College of Computer and Communication Engineering, China University of Petroleum (East China), Qingdao Shandong, China.
Bioinformatics. 2017 Jul 15;33(14):2078-2081. doi: 10.1093/bioinformatics/btx151.
Effective tagging single-nucleotide polymorphism (SNP)-set selection is crucial to SNP-set analysis in genome-wide association studies (GWAS). Most of the existing tagging SNP-set selection methods cannot make full use of the information hidden in common or rare variants associated diseases. It is noticed that some SNPs have overlapping genetic information owing to linkage disequilibrium (LD) structure between SNPs. Therefore, when testing the association between SNPs and disease susceptibility, it is sufficient to elect the representative SNPs (called tag SNP-set or tagSNP-set) with maximum information.

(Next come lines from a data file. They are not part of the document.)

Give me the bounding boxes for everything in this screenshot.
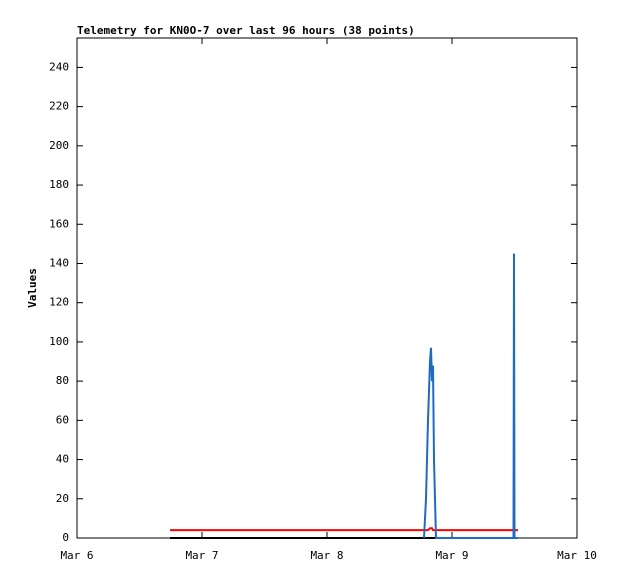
x-tick-label: Mar 10 — [557, 549, 597, 562]
y-tick-label: 40 — [56, 453, 69, 466]
y-tick-label: 180 — [49, 178, 69, 191]
x-tick-label: Mar 7 — [185, 549, 218, 562]
y-tick-label: 20 — [56, 492, 69, 505]
y-tick-label: 100 — [49, 335, 69, 348]
x-tick-label: Mar 9 — [435, 549, 468, 562]
y-tick-label: 80 — [56, 374, 69, 387]
y-tick-label: 60 — [56, 413, 69, 426]
chart-title: Telemetry for KN0O-7 over last 96 hours … — [77, 24, 415, 37]
y-tick-label: 0 — [62, 531, 69, 544]
y-tick-label: 160 — [49, 217, 69, 230]
series-line — [423, 253, 518, 539]
y-axis-label: Values — [26, 268, 39, 308]
y-tick-label: 140 — [49, 256, 69, 269]
y-tick-label: 120 — [49, 296, 69, 309]
x-tick-label: Mar 6 — [60, 549, 93, 562]
series-line — [170, 527, 518, 532]
y-tick-label: 220 — [49, 100, 69, 113]
plot-frame — [76, 37, 578, 539]
x-tick-label: Mar 8 — [310, 549, 343, 562]
y-tick-label: 200 — [49, 139, 69, 152]
y-tick-label: 240 — [49, 60, 69, 73]
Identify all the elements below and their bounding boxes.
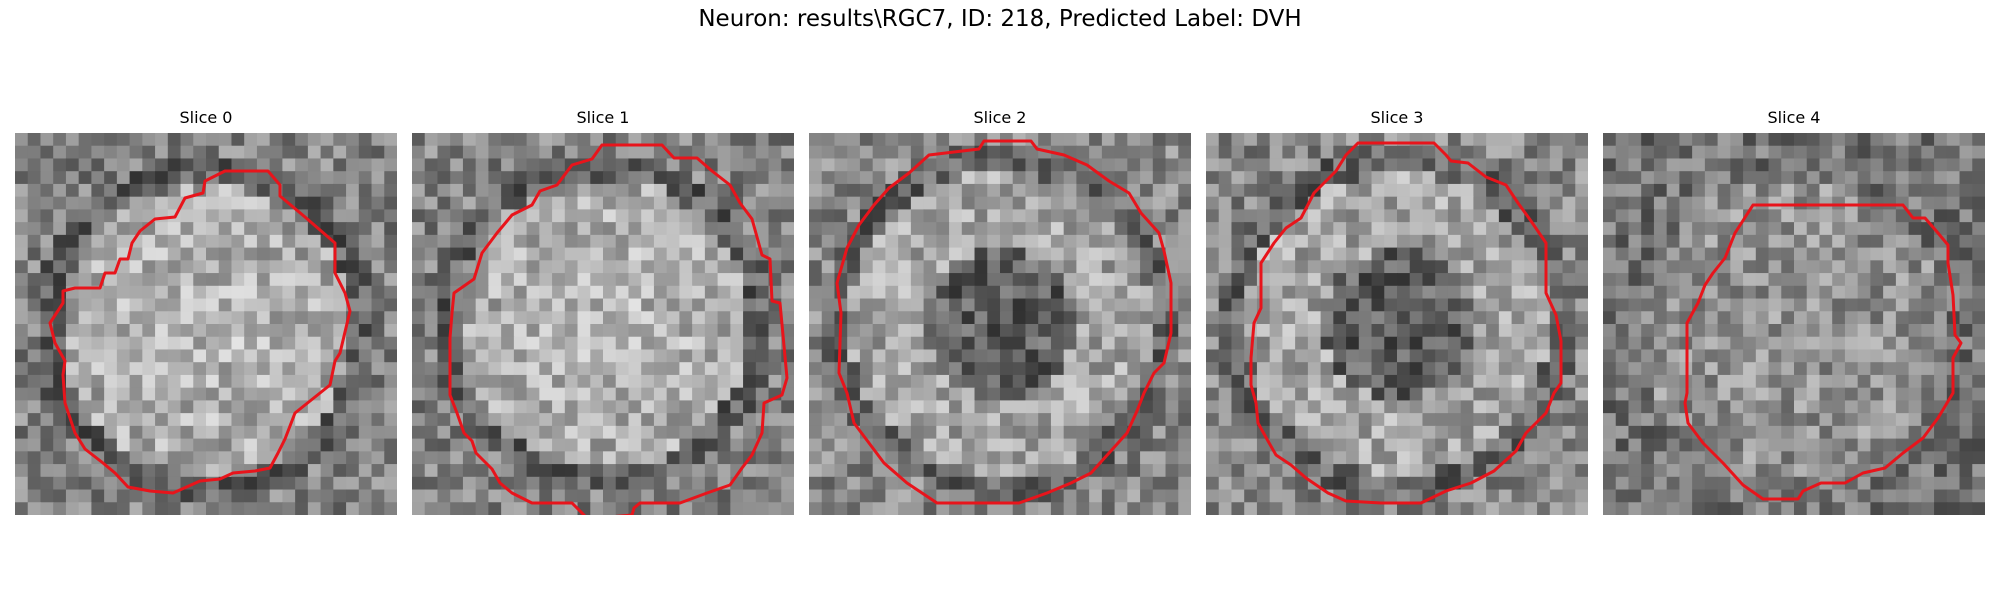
neuron-contour-3 (1249, 141, 1563, 505)
slice-title-4: Slice 4 (1767, 108, 1821, 127)
slice-image-1 (412, 133, 794, 515)
neuron-contour-1 (448, 143, 789, 515)
slice-title-1: Slice 1 (576, 108, 630, 127)
slice-panel-2: Slice 2 (809, 107, 1191, 515)
slice-pixels-2 (809, 133, 1191, 515)
slice-pixels-3 (1206, 133, 1588, 515)
neuron-contour-2 (835, 139, 1173, 505)
slice-panel-4: Slice 4 (1603, 107, 1985, 515)
slice-pixels-0 (15, 133, 397, 515)
slice-image-2 (809, 133, 1191, 515)
slice-image-0 (15, 133, 397, 515)
slice-title-0: Slice 0 (179, 108, 233, 127)
slice-image-3 (1206, 133, 1588, 515)
slice-pixels-4 (1603, 133, 1985, 515)
slice-image-4 (1603, 133, 1985, 515)
slice-panel-1: Slice 1 (412, 107, 794, 515)
slice-panel-3: Slice 3 (1206, 107, 1588, 515)
figure-title: Neuron: results\RGC7, ID: 218, Predicted… (698, 6, 1302, 32)
neuron-contour-4 (1683, 203, 1963, 501)
slice-title-3: Slice 3 (1370, 108, 1424, 127)
slice-panel-0: Slice 0 (15, 107, 397, 515)
slice-title-2: Slice 2 (973, 108, 1027, 127)
slice-pixels-1 (412, 133, 794, 515)
neuron-contour-0 (48, 169, 352, 495)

It is proposed a new tagSNP-set selection method based on LD information between SNPs, namely TagSNP-Set with Maximum Information. Compared with classical SNP-set analytical method, our method not only has higher power, but also can minimize the number of selected tagSNPs and maximize the information provided by selected tagSNPs with less genotyping cost and lower time complexity.
Supplementary data are available at Bioinformatics online.
有效的标记单核苷酸多态性(SNP)集选择对于全基因组关联研究(GWAS)中的 SNP 集分析至关重要。大多数现有的标记 SNP 集选择方法不能充分利用与疾病相关的常见或罕见变体中隐藏的信息。注意到一些 SNP 由于 SNP 之间的连锁不平衡(LD)结构而具有重叠的遗传信息。因此,在测试 SNP 与疾病易感性之间的关联时,选择具有最大信息量的代表性 SNP(称为标记 SNP 集或 tagSNP 集)就足够了。
提出了一种基于 SNP 之间 LD 信息的新的 tagSNP 集选择方法,即具有最大信息量的 TagSNP-Set。与经典的 SNP 集分析方法相比,我们的方法不仅具有更高的功效,而且可以在更少的基因分型成本和更低的时间复杂度下,最小化选择的 tagSNP 数量,并最大化选择的 tagSNP 提供的信息量。
补充数据可在 Bioinformatics 在线获得。